Une parcelle fait l’objet d’une propriété démembrée. Elle est classée en zone A du plan local d’urbanisme (PLU), en zone Natura 2000 et en zone rouge du plan de prévention des risques inondations. Sur cette parcelle, le nu-propriétaire consent un bail et la société locataire entreprend en toute irrégularité des travaux d’exhaussement. La commune assigne le nu-propriétaire et l’usufruitier de la parcelle ainsi que la société locataire afin d’obtenir la suspension des travaux et la remise en état des lieux. Tous sont condamnés. Le nu-propriétaire et l’usufruitier contestent la décision, ni l’un ni l’autre n’étant l’auteur des travaux irréguliers.
Leur pourvoi est rejeté. La Cour de cassation rappelle que le Code de l’urbanisme permet à la commune de saisir le tribunal de grande instance d’une action civile en vue de faire ordonner la remise en conformité des lieux (C. urb. art. L 480-14) et dans l’affaire jugée, les travaux irréguliers sont imputables :
- à la société locataire qui les a entrepris ;
- au nu-propriétaire qui a consenti « en parfaite connaissance de cause » un bail pour y exercer une activité de transformation de matériaux et de concassage incompatible avec le classement de la parcelle en zone agricole ;
- à l’usufruitier de la parcelle, qui en percevait les revenus et était ainsi bénéficiaire des travaux irréguliers réalisés.
Dans ces conditions, leur condamnation in solidum est justifiée.

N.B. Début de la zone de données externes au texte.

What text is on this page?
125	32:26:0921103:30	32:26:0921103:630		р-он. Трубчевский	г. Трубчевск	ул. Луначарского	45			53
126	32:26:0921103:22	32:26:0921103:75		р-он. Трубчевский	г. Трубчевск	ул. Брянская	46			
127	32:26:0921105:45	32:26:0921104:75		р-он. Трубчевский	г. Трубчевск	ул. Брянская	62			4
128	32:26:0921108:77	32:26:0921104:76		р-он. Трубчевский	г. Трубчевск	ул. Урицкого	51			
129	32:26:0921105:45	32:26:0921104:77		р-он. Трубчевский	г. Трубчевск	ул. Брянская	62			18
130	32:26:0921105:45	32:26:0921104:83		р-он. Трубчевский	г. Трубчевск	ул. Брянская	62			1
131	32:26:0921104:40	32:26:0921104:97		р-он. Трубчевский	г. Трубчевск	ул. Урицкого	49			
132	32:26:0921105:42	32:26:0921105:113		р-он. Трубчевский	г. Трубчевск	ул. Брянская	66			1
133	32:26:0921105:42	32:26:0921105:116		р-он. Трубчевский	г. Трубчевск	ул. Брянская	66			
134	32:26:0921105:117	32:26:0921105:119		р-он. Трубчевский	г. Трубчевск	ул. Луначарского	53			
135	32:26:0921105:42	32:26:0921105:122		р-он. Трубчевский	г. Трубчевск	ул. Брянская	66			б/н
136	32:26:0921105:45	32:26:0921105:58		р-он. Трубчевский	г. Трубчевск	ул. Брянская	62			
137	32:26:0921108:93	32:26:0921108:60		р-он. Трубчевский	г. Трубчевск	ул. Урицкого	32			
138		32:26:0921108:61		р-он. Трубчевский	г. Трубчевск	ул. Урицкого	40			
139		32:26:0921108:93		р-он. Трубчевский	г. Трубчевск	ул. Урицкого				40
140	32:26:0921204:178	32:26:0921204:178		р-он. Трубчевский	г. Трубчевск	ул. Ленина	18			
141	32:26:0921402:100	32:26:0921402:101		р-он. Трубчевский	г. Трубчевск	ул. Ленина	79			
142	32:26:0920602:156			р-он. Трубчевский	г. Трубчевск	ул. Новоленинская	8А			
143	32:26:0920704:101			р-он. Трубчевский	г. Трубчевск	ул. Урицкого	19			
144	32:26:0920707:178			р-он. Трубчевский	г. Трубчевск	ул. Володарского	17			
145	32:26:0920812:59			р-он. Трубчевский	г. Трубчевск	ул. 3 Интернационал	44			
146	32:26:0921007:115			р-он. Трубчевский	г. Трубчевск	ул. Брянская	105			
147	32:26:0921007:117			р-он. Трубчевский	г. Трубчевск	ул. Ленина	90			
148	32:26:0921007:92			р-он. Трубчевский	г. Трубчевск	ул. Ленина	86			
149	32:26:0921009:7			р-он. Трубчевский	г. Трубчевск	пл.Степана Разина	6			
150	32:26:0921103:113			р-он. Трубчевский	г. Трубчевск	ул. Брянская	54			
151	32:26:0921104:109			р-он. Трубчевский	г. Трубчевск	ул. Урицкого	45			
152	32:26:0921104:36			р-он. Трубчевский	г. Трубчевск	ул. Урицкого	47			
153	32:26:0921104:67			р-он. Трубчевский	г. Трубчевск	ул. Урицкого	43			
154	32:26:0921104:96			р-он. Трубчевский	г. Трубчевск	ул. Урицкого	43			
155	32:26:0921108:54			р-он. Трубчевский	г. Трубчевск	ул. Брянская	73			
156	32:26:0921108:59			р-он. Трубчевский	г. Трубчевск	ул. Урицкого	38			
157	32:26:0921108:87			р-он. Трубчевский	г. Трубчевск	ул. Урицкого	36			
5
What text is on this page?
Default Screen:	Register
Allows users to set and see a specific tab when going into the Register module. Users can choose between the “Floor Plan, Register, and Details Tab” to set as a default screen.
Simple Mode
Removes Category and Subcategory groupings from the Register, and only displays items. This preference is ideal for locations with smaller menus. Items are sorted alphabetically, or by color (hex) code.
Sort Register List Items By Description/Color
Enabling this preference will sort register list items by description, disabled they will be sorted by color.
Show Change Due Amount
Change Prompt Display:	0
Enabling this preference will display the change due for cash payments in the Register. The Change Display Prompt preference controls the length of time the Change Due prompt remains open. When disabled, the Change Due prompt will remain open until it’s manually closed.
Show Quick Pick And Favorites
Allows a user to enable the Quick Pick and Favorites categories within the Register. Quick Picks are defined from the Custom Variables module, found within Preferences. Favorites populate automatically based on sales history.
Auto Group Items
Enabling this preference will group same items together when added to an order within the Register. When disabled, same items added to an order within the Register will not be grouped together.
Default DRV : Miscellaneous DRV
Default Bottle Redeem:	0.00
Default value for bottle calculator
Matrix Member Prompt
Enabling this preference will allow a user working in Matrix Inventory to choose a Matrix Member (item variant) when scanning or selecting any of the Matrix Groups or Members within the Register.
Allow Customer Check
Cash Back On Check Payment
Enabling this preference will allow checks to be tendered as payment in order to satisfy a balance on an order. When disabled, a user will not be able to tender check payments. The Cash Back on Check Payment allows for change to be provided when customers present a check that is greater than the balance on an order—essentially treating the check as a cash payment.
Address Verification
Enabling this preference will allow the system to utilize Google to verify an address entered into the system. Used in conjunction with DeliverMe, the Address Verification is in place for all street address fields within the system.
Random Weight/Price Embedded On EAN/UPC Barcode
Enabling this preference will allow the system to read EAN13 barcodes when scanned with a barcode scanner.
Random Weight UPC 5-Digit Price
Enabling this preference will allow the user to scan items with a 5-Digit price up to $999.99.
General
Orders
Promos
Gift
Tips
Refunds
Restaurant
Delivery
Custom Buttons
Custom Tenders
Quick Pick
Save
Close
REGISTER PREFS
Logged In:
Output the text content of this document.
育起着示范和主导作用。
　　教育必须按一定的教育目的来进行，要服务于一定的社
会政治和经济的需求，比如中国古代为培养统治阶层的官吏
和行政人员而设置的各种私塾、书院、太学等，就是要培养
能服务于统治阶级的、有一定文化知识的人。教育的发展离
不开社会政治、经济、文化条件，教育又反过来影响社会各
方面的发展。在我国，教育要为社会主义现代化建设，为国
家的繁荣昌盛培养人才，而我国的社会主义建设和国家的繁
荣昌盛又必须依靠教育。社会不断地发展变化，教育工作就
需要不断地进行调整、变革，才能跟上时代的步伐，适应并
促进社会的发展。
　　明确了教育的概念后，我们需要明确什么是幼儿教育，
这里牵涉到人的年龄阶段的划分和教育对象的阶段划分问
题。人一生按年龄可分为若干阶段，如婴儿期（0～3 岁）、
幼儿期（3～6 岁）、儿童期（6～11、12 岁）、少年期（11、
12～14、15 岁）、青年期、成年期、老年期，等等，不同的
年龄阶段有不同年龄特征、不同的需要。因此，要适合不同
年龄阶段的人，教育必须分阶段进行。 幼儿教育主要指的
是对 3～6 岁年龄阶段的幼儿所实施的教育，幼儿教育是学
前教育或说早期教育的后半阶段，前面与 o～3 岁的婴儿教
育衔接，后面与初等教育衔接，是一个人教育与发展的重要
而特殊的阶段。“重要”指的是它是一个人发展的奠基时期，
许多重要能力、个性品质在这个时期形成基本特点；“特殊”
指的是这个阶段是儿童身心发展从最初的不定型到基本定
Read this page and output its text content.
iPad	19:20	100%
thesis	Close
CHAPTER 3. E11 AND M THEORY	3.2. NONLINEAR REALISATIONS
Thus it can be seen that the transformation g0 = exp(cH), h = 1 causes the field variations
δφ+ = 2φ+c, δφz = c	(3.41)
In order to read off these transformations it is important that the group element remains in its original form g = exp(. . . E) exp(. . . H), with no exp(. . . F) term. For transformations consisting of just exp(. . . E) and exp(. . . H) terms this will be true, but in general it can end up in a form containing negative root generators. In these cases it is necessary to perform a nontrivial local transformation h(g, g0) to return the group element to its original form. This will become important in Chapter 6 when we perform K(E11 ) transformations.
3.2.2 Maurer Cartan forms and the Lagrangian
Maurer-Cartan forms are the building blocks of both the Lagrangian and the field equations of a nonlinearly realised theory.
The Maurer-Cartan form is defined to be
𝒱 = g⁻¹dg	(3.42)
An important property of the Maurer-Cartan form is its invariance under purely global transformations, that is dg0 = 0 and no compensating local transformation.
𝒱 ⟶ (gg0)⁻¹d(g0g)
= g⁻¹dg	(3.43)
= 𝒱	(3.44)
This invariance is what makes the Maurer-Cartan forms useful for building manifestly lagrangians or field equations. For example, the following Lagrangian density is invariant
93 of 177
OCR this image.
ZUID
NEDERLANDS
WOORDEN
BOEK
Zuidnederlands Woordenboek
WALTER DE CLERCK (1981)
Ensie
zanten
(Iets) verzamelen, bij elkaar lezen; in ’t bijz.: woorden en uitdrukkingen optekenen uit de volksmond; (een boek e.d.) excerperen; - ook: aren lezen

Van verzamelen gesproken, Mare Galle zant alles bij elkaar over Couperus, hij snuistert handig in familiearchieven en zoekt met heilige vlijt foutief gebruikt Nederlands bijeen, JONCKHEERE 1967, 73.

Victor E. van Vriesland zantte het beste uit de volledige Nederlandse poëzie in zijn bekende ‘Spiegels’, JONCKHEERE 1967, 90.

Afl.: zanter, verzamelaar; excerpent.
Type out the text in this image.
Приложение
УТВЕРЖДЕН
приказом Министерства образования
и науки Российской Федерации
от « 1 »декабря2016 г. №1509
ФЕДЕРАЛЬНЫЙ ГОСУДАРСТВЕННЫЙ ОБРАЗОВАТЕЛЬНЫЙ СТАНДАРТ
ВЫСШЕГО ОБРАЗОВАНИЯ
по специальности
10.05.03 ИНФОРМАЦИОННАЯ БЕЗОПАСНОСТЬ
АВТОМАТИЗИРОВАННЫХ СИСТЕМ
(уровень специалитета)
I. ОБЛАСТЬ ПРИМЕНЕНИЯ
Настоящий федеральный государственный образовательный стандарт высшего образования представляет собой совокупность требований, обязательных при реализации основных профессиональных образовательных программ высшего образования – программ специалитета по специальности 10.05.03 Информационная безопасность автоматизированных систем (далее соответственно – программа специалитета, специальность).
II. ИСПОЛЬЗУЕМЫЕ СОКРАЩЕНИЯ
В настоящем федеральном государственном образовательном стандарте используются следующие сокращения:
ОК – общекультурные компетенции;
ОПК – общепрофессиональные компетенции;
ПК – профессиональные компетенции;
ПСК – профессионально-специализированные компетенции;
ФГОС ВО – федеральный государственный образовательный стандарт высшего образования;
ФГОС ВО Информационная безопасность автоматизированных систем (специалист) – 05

A noter : En droit pénal de l’urbanisme, parmi les personnes susceptibles d’être condamnées pour la réalisation de travaux irréguliers, figure le bénéficiaire des travaux (C. urb. art. L 480-4). Dans un arrêt récent, la Cour de cassation a jugé que le propriétaire d’un terrain était bénéficiaire des travaux entrepris illégalement par son locataire ; sa responsabilité pénale a donc été engagée, alors même qu’il n’était pas l’auteur de l’ouvrage illégal (Cass. crim. 24-10-2017 n° 16-87.178 F-PB : BPIM 6/17 inf. 395).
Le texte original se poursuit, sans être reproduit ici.